Six years ago, I began a love affair with the potential that social media could offer.
While I’d been online for much longer, meandering from blogging to forums and gaming, it was only when I started really getting into what MySpace, Facebook and Twitter offered that I saw something bigger than just talking about random stuff.
I saw the opportunity for everyone to truly have a platform to share from. I saw the opportunity for business to both understand and connect better with their audience.
But most of all, I saw a medium that would finally negate the crappy jobs that people and businesses were doing when it came to being honest and transparent, because now there was a viable way to cross-check the shit and converge on the real.
Yet for all that potential, here we are, six years later, and that potential seems to be fighting a losing battle in the war of attrition for eyeballs and attention.
Social Media Used to Be More Than This
Recently, I posted two articles that looked at the BS metric of standalone reach, as well as (the lack of) transparency in social media.?These posts had been brewing on my mind for a little while, as more and more examples of crappy methods and the people behind them come to the fore.
I thought they may have been isolated examples, but as comments on the posts as well as discussions elsewhere proved, there’s a growing malaise forming in social media circles. People are getting tired of BS, and finding more instances of this numbing state of affairs now that the rose-coloured blinkers have come off.
- Margie Clayman wrote about her new awareness of questionable practices by some of social media’s early adopters;
- Pam Moore talked of well-known “community leaders” being as fake as Hollywood boobs (that last part may have been my takeaway);
- My friend Hessie Jones sent me a link to an article on Social Media Today that talks about “socializing your business” but instead is simply another article on creating, managing and measuring a social media marketing campaign (big difference in the two terminologies);
- Jamie Notter shared his frustration about bandwagon jumping on humanizing your business.
These are just some of the examples in recent weeks – if you go back a few months, there are more to be found where the wheels seem to be coming off the potential of social media, and are being replaced by retreaded tires masquerading as profound content and authenticity.
Why? Why are we throwing away such an opportunity for true change and growth? Is it really in exchange for easy eyeballs and links to our content? Does “success in social media” truly equate to numbers of followers, fans, subscribers and having a higher social score than others in your niche?
Social Media Doesn’t Need to Be This Way
As we see more examples of questionable practices coming to the fore, the net effect is that they’re essentially saying it’s okay to be false. If you want to be someone, or a successful business, be either an ass or a fake.
Which is sad, since social media can be so much more.
- It can be the focal point to raise almost $140 million for charitable causes;
- It can be responsible for inspiring case studies;
- It can help complement the biggest sales day in a company’s history;
- It can be the fastest way to head off a potential brand reputation crisis;
- It can simply be a way to tell a wonderful story.

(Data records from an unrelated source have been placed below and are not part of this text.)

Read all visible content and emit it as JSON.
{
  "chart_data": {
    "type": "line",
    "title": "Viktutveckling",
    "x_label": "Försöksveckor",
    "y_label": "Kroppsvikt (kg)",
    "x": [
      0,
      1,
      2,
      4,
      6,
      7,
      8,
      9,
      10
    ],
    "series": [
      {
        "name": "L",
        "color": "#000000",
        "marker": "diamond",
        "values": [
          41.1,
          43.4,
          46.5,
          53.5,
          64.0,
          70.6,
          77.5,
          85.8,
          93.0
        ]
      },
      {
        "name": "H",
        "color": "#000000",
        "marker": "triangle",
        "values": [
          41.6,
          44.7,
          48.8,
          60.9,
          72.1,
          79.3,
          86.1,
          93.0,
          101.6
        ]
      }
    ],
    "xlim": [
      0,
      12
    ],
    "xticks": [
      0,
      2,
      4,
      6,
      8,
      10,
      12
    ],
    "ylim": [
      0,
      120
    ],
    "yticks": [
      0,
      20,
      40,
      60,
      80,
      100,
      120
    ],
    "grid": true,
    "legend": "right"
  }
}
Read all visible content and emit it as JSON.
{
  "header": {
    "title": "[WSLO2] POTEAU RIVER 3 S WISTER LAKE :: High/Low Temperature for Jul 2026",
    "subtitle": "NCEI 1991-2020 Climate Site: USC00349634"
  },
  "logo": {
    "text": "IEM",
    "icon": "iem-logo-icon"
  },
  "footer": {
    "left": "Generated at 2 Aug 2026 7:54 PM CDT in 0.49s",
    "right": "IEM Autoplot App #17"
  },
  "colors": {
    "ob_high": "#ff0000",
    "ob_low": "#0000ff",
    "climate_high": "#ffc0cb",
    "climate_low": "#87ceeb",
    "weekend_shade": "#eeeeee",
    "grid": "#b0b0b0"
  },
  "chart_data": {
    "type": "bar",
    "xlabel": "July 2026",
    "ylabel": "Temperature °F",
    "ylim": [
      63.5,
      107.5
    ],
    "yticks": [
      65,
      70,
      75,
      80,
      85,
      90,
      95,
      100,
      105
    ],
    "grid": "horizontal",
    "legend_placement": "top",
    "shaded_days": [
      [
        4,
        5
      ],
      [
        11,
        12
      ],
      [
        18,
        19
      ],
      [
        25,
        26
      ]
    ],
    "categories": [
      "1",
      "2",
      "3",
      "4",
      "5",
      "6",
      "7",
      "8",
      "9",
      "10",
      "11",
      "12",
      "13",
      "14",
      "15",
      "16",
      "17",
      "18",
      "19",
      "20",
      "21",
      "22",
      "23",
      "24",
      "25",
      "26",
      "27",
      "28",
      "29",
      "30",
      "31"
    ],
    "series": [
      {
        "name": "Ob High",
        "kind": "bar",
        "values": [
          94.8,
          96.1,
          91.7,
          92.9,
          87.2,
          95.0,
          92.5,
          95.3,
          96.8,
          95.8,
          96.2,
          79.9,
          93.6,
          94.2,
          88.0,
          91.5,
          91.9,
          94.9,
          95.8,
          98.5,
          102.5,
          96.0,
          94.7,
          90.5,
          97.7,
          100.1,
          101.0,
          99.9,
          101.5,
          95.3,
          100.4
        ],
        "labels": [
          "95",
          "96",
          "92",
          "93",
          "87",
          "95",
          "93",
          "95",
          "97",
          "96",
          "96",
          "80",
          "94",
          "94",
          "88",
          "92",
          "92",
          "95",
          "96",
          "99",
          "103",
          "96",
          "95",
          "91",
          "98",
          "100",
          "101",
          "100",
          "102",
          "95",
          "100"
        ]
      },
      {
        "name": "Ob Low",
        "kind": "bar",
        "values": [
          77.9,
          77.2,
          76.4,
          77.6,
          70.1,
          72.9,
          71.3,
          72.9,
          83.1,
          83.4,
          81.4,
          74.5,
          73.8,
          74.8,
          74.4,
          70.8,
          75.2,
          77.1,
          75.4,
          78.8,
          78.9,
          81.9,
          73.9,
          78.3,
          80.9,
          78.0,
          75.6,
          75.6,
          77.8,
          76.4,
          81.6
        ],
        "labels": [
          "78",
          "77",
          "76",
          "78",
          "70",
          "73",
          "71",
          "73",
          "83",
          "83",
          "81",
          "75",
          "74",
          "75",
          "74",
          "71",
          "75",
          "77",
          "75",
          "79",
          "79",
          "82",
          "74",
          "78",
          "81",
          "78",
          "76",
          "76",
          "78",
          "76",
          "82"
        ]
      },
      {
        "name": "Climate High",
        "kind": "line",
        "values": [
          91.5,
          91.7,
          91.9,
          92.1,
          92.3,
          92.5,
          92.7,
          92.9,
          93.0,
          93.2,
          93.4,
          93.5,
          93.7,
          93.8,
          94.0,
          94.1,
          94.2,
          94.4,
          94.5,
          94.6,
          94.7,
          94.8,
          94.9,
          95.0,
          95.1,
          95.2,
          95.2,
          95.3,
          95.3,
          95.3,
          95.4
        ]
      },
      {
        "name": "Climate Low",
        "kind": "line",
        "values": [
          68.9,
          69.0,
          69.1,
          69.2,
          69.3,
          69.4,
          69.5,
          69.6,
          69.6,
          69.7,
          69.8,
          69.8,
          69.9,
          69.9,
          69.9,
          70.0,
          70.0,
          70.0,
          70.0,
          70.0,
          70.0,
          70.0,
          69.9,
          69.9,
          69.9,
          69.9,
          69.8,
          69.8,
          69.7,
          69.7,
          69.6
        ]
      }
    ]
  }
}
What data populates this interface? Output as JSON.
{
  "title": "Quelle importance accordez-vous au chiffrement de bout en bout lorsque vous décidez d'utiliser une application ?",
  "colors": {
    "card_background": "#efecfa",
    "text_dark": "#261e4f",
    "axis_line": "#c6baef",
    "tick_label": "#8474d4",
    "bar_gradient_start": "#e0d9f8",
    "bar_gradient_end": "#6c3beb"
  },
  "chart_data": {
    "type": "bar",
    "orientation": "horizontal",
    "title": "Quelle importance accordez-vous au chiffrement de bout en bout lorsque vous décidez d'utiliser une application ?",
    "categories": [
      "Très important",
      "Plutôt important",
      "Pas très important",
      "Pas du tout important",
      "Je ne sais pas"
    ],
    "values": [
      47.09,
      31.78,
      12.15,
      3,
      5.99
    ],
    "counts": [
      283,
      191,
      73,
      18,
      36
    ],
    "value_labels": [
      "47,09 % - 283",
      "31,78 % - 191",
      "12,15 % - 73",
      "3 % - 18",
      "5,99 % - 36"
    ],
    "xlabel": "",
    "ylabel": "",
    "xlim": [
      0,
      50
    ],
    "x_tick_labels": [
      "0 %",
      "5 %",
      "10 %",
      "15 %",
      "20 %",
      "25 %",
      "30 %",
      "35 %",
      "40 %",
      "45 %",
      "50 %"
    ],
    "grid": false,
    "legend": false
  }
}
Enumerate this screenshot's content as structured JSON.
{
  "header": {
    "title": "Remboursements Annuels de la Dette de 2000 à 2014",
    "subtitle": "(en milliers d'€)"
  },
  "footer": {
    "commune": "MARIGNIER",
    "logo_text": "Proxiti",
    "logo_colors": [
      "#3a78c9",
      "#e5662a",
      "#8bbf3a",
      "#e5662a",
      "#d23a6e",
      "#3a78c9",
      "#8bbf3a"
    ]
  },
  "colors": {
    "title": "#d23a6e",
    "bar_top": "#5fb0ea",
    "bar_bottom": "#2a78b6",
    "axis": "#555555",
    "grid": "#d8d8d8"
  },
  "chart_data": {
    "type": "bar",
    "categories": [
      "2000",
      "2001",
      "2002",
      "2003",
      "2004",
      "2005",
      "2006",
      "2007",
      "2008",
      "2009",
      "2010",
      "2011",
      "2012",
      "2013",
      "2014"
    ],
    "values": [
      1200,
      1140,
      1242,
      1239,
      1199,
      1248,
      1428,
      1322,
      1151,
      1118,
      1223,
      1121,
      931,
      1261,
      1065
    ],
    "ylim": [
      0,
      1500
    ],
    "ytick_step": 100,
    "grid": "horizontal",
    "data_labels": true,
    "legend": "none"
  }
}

As these examples above and many more like them show, success can come without faking it. Success can come by being real. Success can come by building small armies to do great things.
Simply put, success can come without the need to link bait for traffic, buffer numbers, bandwagon jump and similar.
If you’re still not sure about the dilution process that social media is going through at the moment, ask yourself this question:
When someone asks you what you do, or you’re attempting to convince a new client or business the value of social media. do you get a questioning stare and a smile that says, “Yeah, right”?
My guess is you do. Many times.
Until we counter this crap that seems to be pervading social at the minute with real work; real results; real numbers; and real honest-to-goodness quality, that look and smile will continue.
And no-one likes to be questioned and laughed at for too long. Do they?